La santidad es, principalmente, fruto de la acción del Espíritu Santo; nuestro Fundador nos ayuda como un amplificador de las mociones divinas 26, que nos las repite interiormente. Por eso, don Álvaro recomendaba: buscad a nuestro Padre en vuestro corazón; permitidle actuar en vuestra alma en gracia, para que levante propósitos de una humildad más profunda, de una entrega más plena, de una fidelidad más decidida27. Como Padre que es, disfrutará desde el Cielo viendo nuestra lucha, y pensará: cómo se esfuerza este hijo mío para parecerse a mí. ¿No habéis visto con qué alegría enseñan los padres las fotos de sus hijos para mostrar que se parecen a ellos? Pues nuestro Fundador tiene derecho al santo orgullo de que todos sus hijos se le asemejen, y nosotros tenemos la obligación de darle esa alegría 28.

Hemos de considerar con frecuencia cómo le dejamos actuar en nosotros, cómo nos esforzamos por imitarle, dónde hemos puesto las metas de nuestra santidad. Y, después, acudir a Nuestra Madre la Virgen Santísima, y decirle: monstra te esse Matrem!, Madre, haz también que nos parezcamos más y más a nuestro Fundador, que así seremos buenos hijos tuyos29.

1. Ephes. 1,4.
2. Oración para la devoción al Beato Josemaría.
3. Matth. V, 48.
4. De nuestro Padre, Meditación, 19-III-1960.
5. Don Álvaro, Tertulia, 28-III-1976.
6. Del Padre, Carta 1-X-1996.
7. Don Álvaro, Tertulia, 14-IV-1976.
8. De nuestro Padre, Tertulia, 16-XI-1972.
9. De nuestro Padre, Tertulia, 6-X-1968.
10. De nuestro Padre, Meditación, 11-IX-1960.

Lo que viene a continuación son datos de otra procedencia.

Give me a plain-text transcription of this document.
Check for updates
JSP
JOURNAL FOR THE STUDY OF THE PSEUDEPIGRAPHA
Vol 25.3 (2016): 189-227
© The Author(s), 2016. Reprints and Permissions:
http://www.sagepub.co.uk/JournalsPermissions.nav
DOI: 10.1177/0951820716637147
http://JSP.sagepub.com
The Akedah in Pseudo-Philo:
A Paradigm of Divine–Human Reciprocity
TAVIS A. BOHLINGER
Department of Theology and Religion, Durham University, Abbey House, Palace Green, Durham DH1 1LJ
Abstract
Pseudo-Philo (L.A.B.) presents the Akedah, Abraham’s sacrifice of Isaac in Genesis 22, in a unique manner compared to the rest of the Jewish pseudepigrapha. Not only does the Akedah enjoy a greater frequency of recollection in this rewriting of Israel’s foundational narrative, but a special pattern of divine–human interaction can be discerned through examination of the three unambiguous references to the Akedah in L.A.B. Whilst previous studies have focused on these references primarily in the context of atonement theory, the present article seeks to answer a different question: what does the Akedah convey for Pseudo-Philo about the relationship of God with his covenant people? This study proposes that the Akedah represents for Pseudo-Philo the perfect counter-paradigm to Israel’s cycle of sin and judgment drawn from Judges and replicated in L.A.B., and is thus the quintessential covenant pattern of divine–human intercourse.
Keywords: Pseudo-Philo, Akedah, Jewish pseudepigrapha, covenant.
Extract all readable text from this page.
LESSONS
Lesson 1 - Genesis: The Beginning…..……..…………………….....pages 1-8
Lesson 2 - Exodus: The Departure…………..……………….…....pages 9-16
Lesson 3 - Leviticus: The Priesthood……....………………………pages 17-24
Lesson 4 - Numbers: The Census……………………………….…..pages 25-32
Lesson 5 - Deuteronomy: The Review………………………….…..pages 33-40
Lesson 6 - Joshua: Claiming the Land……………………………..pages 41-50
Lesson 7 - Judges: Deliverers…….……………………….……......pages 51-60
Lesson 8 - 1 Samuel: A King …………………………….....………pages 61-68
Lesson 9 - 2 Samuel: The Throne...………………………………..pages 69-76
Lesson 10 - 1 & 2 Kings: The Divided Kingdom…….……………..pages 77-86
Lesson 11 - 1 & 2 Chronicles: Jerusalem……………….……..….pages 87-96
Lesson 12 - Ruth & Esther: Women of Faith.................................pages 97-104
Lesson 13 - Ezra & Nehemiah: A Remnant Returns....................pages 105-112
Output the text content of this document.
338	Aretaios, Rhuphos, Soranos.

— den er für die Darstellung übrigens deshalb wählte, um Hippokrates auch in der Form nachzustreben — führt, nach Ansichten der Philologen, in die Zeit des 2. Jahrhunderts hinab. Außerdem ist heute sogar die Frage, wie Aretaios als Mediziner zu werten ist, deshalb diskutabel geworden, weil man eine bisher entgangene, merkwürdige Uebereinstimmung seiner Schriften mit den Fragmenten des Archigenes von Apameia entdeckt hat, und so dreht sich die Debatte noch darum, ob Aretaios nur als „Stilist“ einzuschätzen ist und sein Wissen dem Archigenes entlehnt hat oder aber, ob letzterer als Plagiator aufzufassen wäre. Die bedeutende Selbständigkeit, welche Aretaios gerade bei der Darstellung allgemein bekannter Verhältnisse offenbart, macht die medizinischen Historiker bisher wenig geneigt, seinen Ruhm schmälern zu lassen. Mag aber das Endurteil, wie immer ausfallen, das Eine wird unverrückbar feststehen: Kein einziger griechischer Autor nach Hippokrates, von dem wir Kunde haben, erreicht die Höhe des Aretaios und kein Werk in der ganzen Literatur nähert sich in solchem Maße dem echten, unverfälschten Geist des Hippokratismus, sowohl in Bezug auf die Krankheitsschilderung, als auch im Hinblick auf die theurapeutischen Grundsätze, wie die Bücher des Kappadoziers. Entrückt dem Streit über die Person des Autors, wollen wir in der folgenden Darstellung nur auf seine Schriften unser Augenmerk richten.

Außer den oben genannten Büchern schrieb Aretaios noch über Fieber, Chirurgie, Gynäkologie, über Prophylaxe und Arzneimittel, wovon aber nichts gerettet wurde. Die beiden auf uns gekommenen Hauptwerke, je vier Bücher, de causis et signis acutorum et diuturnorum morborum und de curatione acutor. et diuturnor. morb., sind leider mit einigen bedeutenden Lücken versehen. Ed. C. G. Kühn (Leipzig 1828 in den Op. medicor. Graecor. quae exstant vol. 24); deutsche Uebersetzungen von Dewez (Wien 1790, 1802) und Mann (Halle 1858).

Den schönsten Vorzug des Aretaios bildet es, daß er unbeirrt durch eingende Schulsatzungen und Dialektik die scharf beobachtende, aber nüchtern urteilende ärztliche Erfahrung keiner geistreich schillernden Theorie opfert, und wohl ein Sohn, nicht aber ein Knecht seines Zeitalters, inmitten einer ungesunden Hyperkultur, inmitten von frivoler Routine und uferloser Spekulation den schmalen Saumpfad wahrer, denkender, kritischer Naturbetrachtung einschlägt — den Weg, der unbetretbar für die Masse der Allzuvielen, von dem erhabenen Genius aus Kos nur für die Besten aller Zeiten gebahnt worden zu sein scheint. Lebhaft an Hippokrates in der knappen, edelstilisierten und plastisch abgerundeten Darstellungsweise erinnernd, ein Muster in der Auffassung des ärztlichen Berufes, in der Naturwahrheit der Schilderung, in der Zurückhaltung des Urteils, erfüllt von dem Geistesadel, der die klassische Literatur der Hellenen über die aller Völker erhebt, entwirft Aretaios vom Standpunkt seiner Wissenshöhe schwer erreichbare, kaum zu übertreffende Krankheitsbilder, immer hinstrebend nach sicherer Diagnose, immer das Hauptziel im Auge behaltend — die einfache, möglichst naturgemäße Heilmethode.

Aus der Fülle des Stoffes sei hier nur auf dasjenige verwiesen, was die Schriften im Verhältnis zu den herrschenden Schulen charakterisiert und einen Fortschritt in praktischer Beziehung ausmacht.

11. Don Álvaro, Tertulia, 9-I-1980.
12. Don Álvaro, Cartas de familia (2), n. 54.
13. De nuestro Padre, Tertulia, 21-VI-1974.
14. Don Álvaro, Cartas de familia (2), n. 93.
15. Del Padre, Carta I-X-1996.
16. Ibid.
17. De nuestro Padre, 7-VIII-1931, en Apuntes íntimos, n. 218.
18. Eccli. XXVIII, 1.
19. Don Álvaro, Presentación de Amigos de Dios.
20. Camino, Prólogo.
21. Don Álvaro, Tertulia, 14-IV-1976.
22. De nuestro Padre, Meditación, 1l-IX-1960.
23 Eccli. XLIV, 10-12.
24. Don Álvaro, Cartas de familia (1), n. 27.
25. Del Padre, Carta 1-VI-1994.
26. Don Álvaro, Crónica, 1979, p. 5.
27. Don Álvaro, Carta, Navidad de 1975.
28. Don Álvaro, Tertulia, 3-IX-1977.
29. Don Álvaro, Crónica, 1978, p. 847.